Sports officials may soon have a better way of determining whether a football team has achieved a first down or scored a touchdown. Researchers from North Carolina State University, Carnegie Mellon University and Disney Research have developed a new system capable of accurately tracking a football in three-dimensional space using low-frequency magnetic fields.
The new technology is expected to be especially useful in situations where the ball is physically blocked from officials’ view, such as when ball carrier is tackled by a group of players and buried underneath them. Previous attempts to design similar ball-tracking technology have used high frequency radio waves, but these systems have proved ineffective in such pile-ups because HF waves are absorbed by the players’ bodies. Spectators could also better enjoy games in low-visibility conditions, such as in heavy rain or snow, because the technology could help them more easily follow the ball.
“Low frequency magnetic fields don’t interact very strongly with the human body, so they are not affected by the players on the field or the stadium environment,” David Ricketts, Ph.D., an associate professor of electrical and computer engineering at NC State and senior author of a paper describing the research, said. “This is part of what makes our new approach effective.”
The ball-tracking system is comprised of a low frequency transmitter integrated into a football and antennas placed around the football field, which use signals received from the transmitter to track the location of the ball. A video demonstration of the technology posted on the Disney Research website can be viewed here.
To get the system to function properly, however, researchers needed to overcome a complicating factor. When low frequency magnetic fields come into contact with the ground, they are essentially absorbed by the earth and re-emitted, creating a secondary field that interacts with the original field and confuses the antennas, affecting the technology’s accuracy.

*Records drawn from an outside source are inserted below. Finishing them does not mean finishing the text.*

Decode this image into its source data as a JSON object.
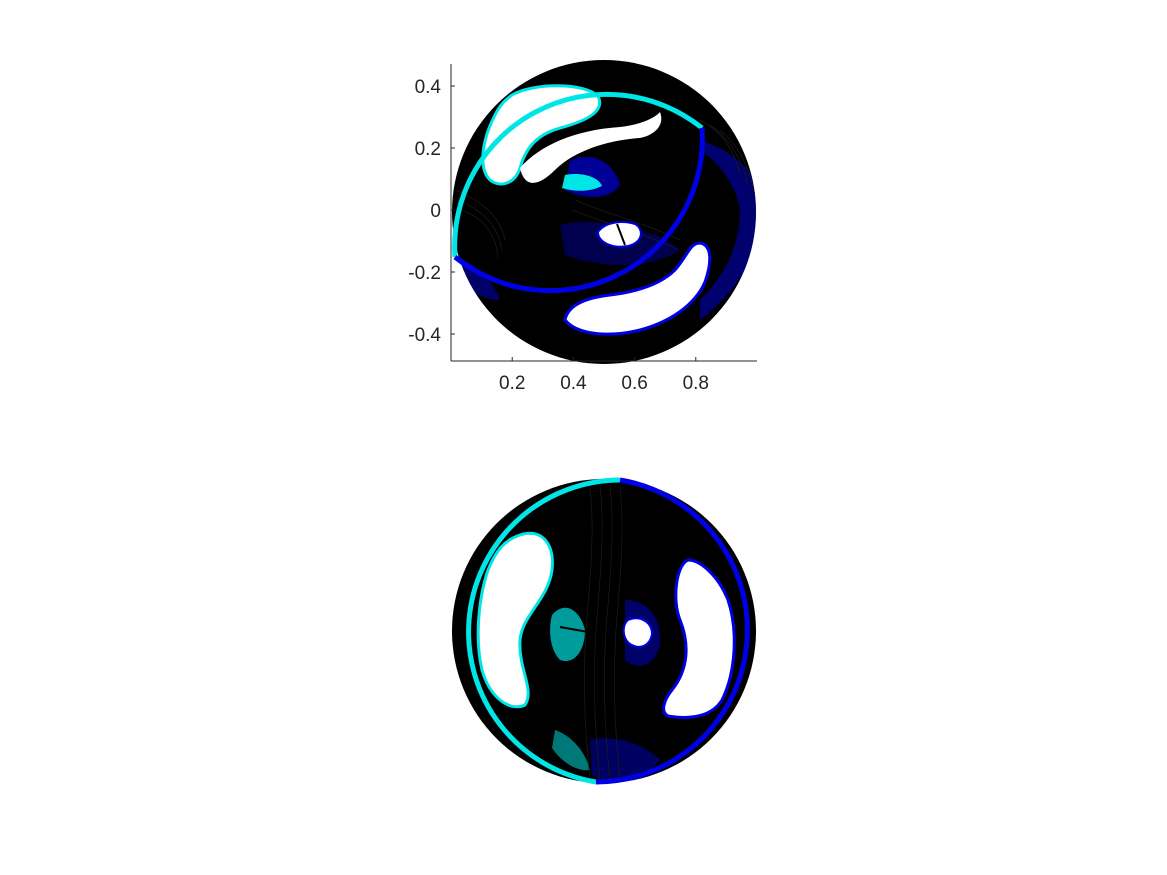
{
  "chart_data": [
    {
      "type": "contour",
      "title": "",
      "xlabel": "",
      "ylabel": "",
      "xlim": [
        0,
        1
      ],
      "ylim": [
        -0.48,
        0.47
      ],
      "x_ticks": [
        0.2,
        0.4,
        0.6,
        0.8
      ],
      "x_tick_labels": [
        "0.2",
        "0.4",
        "0.6",
        "0.8"
      ],
      "y_ticks": [
        0.4,
        0.2,
        0,
        -0.2,
        -0.4
      ],
      "y_tick_labels": [
        "0.4",
        "0.2",
        "0",
        "-0.2",
        "-0.4"
      ],
      "axes_visible": true,
      "disk_center": [
        0.5,
        -0.01
      ],
      "disk_radius": 0.49,
      "colors": {
        "contour": "#000000",
        "boundary_left": "#00e5e5",
        "boundary_right": "#0000e6",
        "fill": "#000000"
      },
      "orientation": "swirl"
    },
    {
      "type": "contour",
      "title": "",
      "xlabel": "",
      "ylabel": "",
      "axes_visible": false,
      "colors": {
        "contour": "#000000",
        "boundary_left": "#00e5e5",
        "boundary_right": "#0000e6",
        "fill": "#000000"
      },
      "orientation": "split"
    }
  ]
}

“We realized that we could use a technique developed in the 1960s called complex image theory [to fix this issue], Darmindra Arumugam, Ph.D., lead author of the paper and a former Ph.D. student at Carnegie Mellon now at NASA’s Jet Propulsion Laboratory, said. “Complex image theory allows us to account for the secondary fields generated by the earth and compensate for them in our model.”
The system is still being fine-tuned, but ultimately the researchers hope to get its accuracy down to half the length of a football, which is “the estimated margin of error for establishing the placement of the football using eyesight alone,” Ricketts said.
The paper, “Three-Dimensional Position and Orientation Measurements Using Magnetoquasistatic Fields and Complex Image Theory,” was published online this month in IEEE Antennas and Propagation Magazine.